My immediate interest in Ironman Florida stretched as far as the one athlete I had racing there. A few checks of the Athlete Tracker over the course of the evening, his race unfolding consistently if a little behind what we’d targeted. The 10 hour mark was missed, but the bike time includes both a puncture and a crash – we were close. Secondary to this was the idea of adapting the tool I’d built to extract the Ironman World Championship results from the Athlete Tracker to retrieve the data set for Florida. Purely curiosity, I don’t have a specific need for this data, but wanted to see how easy the process would be.
Twenty minutes after I woke this morning I had a working script busy retrieving over 3000 athletes from the Tracker.

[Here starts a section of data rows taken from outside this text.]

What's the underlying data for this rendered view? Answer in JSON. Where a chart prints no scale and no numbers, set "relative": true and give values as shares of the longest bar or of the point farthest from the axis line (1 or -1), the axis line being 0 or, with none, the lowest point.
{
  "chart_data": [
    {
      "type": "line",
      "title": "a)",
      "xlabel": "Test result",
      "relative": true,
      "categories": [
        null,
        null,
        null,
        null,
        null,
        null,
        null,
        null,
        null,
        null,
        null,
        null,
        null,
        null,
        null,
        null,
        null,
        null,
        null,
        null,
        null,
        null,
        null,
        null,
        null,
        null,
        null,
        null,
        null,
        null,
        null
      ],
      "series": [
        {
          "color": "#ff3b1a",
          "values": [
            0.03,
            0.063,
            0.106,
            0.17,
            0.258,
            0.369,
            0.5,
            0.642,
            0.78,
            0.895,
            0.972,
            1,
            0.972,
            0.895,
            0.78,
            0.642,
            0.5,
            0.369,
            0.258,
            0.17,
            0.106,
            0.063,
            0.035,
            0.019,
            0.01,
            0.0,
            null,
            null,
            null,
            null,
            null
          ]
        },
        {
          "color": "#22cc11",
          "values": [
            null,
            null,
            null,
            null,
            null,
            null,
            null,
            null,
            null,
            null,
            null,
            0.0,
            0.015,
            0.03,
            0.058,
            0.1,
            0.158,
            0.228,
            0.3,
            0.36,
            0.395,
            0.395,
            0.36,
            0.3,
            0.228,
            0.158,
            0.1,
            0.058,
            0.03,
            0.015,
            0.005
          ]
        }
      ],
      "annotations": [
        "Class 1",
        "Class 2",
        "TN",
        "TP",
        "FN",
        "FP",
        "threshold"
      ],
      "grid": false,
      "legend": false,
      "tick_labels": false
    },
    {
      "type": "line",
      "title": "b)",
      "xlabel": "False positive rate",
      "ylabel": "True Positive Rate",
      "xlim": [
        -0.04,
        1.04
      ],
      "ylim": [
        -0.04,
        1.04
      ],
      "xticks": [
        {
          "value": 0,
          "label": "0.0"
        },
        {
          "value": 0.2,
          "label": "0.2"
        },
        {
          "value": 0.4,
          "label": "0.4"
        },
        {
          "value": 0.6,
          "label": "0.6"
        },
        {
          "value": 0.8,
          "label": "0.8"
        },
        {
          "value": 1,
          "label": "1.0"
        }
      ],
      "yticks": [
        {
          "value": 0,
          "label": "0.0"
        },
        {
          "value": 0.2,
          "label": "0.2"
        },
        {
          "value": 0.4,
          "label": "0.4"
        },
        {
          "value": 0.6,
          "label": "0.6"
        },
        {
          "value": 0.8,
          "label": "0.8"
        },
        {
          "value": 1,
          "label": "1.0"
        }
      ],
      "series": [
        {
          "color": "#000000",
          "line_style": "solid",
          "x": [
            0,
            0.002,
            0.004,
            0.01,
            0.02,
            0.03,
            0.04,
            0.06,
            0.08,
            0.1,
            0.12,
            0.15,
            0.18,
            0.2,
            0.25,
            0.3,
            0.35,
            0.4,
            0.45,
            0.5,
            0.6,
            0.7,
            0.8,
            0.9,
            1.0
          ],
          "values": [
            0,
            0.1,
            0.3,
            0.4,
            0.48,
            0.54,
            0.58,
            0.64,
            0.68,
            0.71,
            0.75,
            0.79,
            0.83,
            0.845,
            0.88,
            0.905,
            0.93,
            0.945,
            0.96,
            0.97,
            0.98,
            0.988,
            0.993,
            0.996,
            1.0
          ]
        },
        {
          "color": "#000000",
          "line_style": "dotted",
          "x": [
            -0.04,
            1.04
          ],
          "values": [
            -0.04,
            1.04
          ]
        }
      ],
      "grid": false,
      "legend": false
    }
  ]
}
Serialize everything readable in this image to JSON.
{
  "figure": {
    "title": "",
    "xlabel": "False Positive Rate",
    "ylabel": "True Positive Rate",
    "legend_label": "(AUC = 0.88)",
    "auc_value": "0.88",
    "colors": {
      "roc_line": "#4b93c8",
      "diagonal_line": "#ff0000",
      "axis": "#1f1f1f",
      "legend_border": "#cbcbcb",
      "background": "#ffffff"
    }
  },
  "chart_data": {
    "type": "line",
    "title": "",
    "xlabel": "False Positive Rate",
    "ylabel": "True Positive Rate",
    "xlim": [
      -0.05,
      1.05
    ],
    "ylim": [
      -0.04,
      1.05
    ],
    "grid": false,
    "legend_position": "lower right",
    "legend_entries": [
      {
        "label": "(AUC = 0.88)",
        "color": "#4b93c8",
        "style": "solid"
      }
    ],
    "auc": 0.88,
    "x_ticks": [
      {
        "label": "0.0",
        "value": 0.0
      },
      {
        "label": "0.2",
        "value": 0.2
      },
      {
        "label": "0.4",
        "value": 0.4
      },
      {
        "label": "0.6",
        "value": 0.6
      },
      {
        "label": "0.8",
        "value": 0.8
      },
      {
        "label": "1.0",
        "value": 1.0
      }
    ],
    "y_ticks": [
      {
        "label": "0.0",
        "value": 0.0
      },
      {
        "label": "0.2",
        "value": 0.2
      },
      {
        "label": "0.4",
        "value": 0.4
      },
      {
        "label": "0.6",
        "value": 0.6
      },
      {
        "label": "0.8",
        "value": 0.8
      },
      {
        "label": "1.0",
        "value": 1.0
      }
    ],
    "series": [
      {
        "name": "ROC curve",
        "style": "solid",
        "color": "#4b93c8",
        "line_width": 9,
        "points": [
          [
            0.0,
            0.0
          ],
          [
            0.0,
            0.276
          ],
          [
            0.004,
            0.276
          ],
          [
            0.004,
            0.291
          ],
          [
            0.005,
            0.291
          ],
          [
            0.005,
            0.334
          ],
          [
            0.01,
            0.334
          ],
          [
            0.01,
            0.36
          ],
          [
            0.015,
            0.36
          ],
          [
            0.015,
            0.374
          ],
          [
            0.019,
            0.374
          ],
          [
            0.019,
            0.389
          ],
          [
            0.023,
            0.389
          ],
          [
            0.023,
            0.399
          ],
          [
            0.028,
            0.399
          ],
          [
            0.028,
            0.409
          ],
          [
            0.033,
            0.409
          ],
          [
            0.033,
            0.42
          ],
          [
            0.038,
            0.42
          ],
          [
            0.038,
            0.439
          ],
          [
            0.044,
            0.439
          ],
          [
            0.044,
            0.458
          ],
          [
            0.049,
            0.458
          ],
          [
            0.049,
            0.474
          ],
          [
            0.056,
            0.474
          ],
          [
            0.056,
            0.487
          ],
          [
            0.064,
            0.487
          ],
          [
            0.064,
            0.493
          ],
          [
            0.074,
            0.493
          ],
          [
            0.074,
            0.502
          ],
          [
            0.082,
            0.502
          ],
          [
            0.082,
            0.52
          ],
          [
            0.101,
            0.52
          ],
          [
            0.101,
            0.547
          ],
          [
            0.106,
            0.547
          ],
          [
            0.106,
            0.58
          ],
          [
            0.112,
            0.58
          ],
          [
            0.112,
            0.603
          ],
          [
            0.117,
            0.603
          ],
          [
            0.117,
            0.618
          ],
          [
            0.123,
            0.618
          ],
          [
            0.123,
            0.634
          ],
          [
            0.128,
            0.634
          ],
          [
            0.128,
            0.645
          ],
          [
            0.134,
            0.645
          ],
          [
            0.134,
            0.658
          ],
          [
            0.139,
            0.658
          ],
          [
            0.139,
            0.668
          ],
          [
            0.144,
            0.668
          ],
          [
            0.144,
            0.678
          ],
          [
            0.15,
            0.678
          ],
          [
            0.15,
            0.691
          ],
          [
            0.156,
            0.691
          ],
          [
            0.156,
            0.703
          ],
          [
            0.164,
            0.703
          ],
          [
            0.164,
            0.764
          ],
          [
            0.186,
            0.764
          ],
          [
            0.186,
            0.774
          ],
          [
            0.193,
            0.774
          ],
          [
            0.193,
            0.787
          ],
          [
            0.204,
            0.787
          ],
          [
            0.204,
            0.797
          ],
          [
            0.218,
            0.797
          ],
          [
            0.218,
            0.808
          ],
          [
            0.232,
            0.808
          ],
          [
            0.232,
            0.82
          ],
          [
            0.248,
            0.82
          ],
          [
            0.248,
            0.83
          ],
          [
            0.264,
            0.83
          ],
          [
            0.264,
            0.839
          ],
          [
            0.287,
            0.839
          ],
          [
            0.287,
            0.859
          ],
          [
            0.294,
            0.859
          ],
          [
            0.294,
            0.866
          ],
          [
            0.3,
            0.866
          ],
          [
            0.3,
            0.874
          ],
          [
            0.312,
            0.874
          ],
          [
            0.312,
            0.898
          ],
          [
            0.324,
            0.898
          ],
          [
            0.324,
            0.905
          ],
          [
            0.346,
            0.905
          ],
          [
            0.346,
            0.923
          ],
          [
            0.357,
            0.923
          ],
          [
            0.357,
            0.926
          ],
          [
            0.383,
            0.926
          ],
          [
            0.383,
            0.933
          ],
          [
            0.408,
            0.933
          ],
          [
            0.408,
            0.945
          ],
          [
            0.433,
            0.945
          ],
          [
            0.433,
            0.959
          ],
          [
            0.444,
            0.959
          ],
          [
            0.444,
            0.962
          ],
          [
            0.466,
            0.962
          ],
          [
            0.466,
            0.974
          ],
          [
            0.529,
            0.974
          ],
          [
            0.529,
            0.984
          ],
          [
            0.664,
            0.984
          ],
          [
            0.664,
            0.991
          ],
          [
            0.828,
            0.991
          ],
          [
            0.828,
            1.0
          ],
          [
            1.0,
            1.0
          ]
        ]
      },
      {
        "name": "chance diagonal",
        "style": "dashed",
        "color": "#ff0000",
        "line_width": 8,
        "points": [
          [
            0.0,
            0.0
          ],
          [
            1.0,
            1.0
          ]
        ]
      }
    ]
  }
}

My original program was a hack, but updating the pattern matches to fit Florida’s athlete pages was simple, I’d even had time to throw in a few tweaks to better clean the data. Before breakfast I’d uploaded a complete spreadsheet of Ironman Florida 2012 Results and Splits to Google Drive. Being partisan I also separately uploaded the result set for those representing Britain or Ireland in Florida.
I don’t intend to pick apart the results to the same degree as Kona, the data is there for those who wish to look, I’m more interested in analysing my athlete’s power data. In the meantime I did waste a lazy Sunday morning producing a pair of graphs representing the male and female professional races. A spaghetti of lines similar to the charts of race position I produced for the Ironman World Championship. This time by using each athlete’s time deficit behind the leader the line shows not only ranking, but also the degree to which they trail.
Andrew Starykowicz hit the front earlier and stayed there. On the bike he opened a huge 20 minute lead on his competitors, we can see their lines rapidly fall as his lies flat along the top. That lead proved vital as his competitors gradually close in during the run, their lines rise approaching his position at the top, but they run out of road. His huge buffer on the bike ensured Starykowicz the win.
In the women’s field Yvonne Van Vlerken was the only athlete able to significantly close the gap Meredith Kessler opened early in the bike, the others falling back giving the pair a 15 minute advantage at T2. But on the run Van Vlerken leaves Kessler behind and few other women can regain any ground, her 15 minute lead remaining unthreatened through to the finish line.
That concludes my Florida analysis. At least for now. Although retrieving the data so easily has opened the idea of another project – there is a lot more data locked in the Athlete Tracker and it would be a relatively simple task to properly build my script to fetch any data. That in turn opens up the possibility of more throughly examining general trends in Ironman performances. I may have added to my busy schedule.